The distance formula is an essential tool in coordinate geometry. It helps to determine the distance between two points on the coordinate plane. Think of it as a way to measure the "straight-line" distance, the same as if you would use a ruler in the physical world. The formula is:

• \( d = \sqrt{(x_2 - x_1)^2 + (y_2 - y_1)^2} \)

This may look a bit complex, but it's based on the Pythagorean theorem. If you imagine a right triangle where the two points form the ends of the hypotenuse, the formula calculates the length of that hypotenuse. In using this formula, just plug in the x and y coordinates of the two points and solve.
In our problem, we use the origin point (0,0) and the given point (-5,-12). Substituting these into the formula gives:

• \( r = \sqrt{(-5 - 0)^2 + (-12 - 0)^2} \)
• \( r = \sqrt{25 + 144} \)
• \( r = \sqrt{169} \)
• \( r = 13 \)

Here, 13 is the radius of our circle.

Coordinate geometry, also known as analytic geometry, marries algebra and geometry to describe geometric figures using equations. In this plane, any point is defined by an ordered pair of numbers, \((x, y)\). This system helps us visualize algebraic equations and simplify geometric problems through algebra.
In our exercise, we need to visualize a circle which has its center at the origin, (0,0). Circles in coordinate geometry are unique because they benefit from a simple equation when centered at the origin. It is given by:

• \( x^2 + y^2 = r^2 \)

where \( r \) is the radius of the circle. If the center were not at the origin, the equation would be slightly more complex.
Using coordinate geometry simplifies our task of finding the circle's equation and allows us to connect algebra with geometry seamlessly.

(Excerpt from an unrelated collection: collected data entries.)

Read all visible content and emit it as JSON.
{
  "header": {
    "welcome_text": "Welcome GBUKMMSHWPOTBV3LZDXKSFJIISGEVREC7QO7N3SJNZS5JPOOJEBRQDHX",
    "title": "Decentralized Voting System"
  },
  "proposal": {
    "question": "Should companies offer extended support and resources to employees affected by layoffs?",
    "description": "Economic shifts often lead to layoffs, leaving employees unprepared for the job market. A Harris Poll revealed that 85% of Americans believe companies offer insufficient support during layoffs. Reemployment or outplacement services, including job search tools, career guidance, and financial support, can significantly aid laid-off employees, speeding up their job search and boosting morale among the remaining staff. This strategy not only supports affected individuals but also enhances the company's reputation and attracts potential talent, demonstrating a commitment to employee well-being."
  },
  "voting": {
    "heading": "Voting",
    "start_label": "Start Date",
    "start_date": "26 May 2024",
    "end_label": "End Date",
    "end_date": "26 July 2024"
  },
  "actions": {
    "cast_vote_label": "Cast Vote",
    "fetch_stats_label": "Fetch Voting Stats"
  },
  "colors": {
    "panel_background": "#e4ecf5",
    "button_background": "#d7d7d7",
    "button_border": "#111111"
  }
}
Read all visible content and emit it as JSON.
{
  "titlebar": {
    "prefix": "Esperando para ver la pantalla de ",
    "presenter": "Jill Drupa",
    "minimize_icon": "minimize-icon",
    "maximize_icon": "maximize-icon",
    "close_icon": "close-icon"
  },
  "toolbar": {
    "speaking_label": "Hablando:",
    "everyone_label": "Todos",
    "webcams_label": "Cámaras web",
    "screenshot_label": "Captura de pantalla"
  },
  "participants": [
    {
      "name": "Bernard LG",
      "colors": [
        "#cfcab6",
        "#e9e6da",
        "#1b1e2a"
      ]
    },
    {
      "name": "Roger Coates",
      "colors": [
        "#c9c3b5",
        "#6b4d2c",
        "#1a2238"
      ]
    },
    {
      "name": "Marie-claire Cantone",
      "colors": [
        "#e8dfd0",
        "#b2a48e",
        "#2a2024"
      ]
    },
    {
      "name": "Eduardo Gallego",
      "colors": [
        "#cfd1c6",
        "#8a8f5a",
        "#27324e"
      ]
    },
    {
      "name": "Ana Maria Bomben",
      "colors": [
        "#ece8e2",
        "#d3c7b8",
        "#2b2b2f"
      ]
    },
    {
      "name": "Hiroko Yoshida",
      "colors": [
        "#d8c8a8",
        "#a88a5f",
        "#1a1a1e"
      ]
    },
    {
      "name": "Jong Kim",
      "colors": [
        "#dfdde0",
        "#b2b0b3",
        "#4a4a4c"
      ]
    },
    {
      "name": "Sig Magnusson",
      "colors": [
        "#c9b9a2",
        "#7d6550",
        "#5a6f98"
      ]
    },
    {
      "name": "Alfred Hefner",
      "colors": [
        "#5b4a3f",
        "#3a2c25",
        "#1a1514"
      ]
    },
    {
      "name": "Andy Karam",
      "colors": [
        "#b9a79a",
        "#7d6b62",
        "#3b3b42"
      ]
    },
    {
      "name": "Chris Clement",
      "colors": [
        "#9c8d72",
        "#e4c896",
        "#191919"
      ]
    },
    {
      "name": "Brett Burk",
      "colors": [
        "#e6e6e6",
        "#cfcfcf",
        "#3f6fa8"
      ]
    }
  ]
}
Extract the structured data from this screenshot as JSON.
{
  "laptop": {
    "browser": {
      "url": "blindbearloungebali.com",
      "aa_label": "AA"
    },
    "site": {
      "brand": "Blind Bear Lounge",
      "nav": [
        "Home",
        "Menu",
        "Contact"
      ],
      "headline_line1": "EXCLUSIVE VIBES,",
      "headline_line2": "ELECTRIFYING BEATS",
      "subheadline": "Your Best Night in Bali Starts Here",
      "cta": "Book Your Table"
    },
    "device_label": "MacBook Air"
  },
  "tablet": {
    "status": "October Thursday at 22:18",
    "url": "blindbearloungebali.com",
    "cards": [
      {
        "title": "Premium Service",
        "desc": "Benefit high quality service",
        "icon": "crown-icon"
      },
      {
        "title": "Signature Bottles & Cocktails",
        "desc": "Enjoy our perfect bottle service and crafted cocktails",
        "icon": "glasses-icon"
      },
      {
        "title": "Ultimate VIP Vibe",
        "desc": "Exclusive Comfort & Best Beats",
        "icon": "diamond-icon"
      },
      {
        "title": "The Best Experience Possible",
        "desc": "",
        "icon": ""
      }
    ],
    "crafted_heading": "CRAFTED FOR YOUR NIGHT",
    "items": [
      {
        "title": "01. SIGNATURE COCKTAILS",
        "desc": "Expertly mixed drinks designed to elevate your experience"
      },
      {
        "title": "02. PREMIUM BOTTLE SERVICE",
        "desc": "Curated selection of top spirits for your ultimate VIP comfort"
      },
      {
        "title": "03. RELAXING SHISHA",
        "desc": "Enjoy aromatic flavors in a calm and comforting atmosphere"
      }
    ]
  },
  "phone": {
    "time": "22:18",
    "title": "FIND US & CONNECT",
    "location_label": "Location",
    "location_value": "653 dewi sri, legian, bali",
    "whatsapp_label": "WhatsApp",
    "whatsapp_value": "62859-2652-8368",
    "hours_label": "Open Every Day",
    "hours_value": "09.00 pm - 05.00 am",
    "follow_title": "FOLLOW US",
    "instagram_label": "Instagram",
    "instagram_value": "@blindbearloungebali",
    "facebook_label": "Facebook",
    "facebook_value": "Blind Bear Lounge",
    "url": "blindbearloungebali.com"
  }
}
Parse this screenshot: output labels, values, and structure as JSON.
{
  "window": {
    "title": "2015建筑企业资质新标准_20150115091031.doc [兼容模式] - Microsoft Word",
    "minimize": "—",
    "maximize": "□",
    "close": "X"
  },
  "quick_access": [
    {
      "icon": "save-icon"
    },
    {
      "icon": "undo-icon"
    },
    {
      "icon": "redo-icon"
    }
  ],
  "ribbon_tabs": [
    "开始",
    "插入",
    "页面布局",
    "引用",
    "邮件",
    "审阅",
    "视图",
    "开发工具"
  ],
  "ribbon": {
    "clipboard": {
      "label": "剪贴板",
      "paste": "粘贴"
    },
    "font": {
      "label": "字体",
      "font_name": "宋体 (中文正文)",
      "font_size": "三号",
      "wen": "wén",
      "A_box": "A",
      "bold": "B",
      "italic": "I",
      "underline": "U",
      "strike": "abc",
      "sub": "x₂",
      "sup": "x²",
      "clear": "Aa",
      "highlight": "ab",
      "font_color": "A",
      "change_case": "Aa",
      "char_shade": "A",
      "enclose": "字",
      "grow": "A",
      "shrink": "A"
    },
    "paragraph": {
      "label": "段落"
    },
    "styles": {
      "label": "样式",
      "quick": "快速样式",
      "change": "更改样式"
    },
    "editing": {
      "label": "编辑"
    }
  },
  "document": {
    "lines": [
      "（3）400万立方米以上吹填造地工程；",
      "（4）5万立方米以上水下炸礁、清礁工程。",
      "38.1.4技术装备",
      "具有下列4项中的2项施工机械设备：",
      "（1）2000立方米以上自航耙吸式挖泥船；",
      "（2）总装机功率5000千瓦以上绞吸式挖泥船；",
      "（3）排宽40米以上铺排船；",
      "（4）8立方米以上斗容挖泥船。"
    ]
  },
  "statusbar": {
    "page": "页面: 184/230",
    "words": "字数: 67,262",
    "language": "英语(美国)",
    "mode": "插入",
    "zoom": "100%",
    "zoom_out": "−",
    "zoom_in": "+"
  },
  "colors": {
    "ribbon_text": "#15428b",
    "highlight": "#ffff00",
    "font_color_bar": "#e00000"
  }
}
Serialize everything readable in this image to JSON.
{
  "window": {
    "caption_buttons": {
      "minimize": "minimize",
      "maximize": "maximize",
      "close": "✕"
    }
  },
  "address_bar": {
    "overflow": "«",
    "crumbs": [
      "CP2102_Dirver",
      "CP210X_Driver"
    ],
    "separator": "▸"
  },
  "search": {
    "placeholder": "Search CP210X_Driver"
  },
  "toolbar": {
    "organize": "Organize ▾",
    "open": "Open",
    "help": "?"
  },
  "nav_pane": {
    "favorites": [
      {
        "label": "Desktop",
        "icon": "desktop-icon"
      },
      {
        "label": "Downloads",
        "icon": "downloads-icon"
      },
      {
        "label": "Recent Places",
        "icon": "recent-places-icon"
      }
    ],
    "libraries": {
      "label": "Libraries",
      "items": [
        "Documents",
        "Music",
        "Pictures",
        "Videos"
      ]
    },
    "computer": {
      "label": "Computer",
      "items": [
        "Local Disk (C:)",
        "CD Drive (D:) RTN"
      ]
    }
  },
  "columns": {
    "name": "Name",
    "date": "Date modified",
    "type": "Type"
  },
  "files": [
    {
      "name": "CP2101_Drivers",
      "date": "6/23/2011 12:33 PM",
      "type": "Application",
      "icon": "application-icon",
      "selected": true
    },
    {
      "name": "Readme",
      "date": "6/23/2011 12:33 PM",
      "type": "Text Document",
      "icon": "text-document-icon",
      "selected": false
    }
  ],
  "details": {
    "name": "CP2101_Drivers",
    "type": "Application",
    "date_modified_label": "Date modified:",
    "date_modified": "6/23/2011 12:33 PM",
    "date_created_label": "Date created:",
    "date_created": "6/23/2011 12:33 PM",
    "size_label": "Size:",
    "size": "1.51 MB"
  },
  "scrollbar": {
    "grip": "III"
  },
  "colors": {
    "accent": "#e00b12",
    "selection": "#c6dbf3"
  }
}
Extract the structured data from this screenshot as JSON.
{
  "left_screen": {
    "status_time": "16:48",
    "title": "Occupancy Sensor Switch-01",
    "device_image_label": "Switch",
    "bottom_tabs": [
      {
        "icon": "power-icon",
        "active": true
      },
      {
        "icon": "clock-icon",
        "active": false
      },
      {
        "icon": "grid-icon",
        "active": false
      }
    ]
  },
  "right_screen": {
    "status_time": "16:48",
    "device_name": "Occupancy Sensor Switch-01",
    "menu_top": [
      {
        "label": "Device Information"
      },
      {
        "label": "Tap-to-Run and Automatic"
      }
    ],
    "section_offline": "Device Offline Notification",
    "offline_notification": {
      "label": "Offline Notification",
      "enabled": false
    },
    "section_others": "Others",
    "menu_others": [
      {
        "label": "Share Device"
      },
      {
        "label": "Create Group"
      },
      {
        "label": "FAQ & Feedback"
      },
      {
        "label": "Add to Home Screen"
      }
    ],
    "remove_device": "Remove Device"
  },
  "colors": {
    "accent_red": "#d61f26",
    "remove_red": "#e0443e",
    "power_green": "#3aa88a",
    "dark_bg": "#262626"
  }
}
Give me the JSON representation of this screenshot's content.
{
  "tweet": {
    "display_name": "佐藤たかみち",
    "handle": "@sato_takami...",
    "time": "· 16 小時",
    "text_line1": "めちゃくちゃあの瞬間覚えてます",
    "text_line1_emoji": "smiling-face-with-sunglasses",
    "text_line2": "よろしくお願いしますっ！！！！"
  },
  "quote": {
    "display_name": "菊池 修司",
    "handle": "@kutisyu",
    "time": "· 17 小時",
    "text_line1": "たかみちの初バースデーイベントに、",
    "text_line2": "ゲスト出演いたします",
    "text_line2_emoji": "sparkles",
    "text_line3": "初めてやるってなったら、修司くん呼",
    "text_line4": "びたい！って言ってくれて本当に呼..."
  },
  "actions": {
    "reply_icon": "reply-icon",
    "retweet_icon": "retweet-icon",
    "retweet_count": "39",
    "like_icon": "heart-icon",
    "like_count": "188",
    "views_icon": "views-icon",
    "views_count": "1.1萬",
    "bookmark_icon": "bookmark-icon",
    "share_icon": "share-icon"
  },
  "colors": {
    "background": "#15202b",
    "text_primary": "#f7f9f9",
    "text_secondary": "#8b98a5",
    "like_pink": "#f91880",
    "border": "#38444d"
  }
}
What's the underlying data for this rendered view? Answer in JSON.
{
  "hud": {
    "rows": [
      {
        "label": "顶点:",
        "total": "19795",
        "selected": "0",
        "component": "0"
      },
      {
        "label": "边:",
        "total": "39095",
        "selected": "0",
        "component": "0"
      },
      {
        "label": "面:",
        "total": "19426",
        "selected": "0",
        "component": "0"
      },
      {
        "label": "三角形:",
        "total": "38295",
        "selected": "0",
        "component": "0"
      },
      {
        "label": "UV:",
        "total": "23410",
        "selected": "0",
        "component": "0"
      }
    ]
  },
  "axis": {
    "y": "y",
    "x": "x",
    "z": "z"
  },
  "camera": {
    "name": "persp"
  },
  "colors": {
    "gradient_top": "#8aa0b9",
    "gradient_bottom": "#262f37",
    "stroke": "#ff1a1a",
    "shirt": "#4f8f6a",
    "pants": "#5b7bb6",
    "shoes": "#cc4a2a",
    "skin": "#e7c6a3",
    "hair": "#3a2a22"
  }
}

Calculating the radius is often the first step in forming the circle's equation. The radius of a circle is the distance from the center of the circle to any point on its edge. By using the distance formula with one endpoint at the circle's center and the other at any point on the circle's circumference, we obtain the radius.
In this exercise, since the circle is centered at the origin and passes through the point (-5, -12), we use the coordinates of these points in the distance formula:

• \( r = \sqrt{(-5 - 0)^2 + (-12 - 0)^2} \)
• \( r = \sqrt{25 + 144} \)
• \( r = \sqrt{169} \)
• \( r = 13 \)

This tells us that the radius of the circle is 13. With this radius, we can directly form the equation of the circle as \( x^2 + y^2 = 169 \), thanks to the elegance of the circle centered at the origin on the coordinate plane.